智花ちゃんも攻撃し、最後に奏恵ちゃんが最後の攻撃をする。

聖なる光ホーリーバースト(大)!」

モンスターは全てを食らって暴れ始める。

しかし、さっきまでよりも衰弱しているのが見て取れた。

「うわ…!?」

動きが急に止まったと思えば、霧となって消えた。

「何だったの………?今の…」

「と、取り敢えず…外に出て、帰ろう…」

「う、うん。そうだね。私も…賛成…」

外に出る。

全員がおかしいことに気付く。

「ねぇ、春斗…?…私達…ここから来た…?」

「………いやぁ…違うと思いますけど…?それに…」

「ねぇ、ここって…」

前回の世界線で、外の世界へ行った4人は全員此処を理解した。

「死神と…遭った…場所…」

「先輩…!建物が…!」

全員は後ろを向く。既に建物は無い。

それに、本来ならこの時間はおかしい筈だ。

何故今朝なのだろうか。

外の世界に行った時は太陽は真上にあった。

「時間が戻った…?」

「な訳無いって…進んだんじゃ無いの?次の日に。」

「それもあるかもしれないですけど…あの中にいたのはせいぜい数時間。

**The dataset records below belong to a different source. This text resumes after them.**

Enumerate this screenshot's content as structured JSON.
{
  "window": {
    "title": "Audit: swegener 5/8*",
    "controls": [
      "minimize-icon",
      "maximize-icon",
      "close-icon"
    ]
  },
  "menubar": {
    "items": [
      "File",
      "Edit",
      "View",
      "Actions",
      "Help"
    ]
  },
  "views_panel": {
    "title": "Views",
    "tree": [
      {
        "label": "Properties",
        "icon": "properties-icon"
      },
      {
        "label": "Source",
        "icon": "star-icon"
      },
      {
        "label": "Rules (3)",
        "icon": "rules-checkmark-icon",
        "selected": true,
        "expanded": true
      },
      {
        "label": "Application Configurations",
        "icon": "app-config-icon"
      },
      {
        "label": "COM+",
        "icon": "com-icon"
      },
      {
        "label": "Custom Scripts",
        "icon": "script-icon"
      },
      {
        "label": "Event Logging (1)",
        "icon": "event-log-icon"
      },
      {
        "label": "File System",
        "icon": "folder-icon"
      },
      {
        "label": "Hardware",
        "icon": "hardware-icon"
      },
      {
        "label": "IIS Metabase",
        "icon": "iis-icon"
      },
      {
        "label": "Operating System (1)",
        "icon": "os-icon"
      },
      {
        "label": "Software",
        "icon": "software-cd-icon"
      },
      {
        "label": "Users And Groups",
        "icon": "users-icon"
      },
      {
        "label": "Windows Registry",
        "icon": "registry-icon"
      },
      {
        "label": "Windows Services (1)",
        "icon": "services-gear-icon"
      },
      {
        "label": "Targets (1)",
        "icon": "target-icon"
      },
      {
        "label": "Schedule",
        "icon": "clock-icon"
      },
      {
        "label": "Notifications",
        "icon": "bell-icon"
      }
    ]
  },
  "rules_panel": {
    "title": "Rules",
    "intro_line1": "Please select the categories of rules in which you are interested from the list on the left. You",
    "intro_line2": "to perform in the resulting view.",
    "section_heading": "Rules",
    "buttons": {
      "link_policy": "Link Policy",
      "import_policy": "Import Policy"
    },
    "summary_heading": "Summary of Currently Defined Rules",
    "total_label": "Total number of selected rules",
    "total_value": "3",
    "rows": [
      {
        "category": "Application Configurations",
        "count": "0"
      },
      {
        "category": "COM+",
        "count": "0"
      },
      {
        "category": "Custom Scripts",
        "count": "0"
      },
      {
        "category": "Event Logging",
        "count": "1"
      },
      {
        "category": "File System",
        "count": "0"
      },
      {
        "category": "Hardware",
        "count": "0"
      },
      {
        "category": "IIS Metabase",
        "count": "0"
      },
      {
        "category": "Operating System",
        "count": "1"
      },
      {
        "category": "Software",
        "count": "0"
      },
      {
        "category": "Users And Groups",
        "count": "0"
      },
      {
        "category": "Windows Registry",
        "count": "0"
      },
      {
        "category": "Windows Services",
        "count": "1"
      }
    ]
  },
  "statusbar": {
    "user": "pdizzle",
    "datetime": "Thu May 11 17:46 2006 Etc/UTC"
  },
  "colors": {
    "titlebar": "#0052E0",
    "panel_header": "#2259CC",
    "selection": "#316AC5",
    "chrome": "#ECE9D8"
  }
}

…普通にあり得ません。」

「もしかしたら……とっても加速してるのかも…?」

「…じゃあ、今、何時ですか…………?」

嫌な予感がする。

「……気配察知してる?」

緋色が突如言い出す。更に、不安がよぎった。

「してますよ。」

「わ、私も。…で、でも……………」

「ハハ…そうだよね。何にも居ない。…皆、構えて。今すぐに!」

緋色が叫んだのと地面が揺れたのは同時だった。

「…また…来る…!…死神が!」

殺気を感じる。また戦わないといけないようだ。

それが運命。

香露音は大地の涙の言葉を思い出しながら剣を構えた。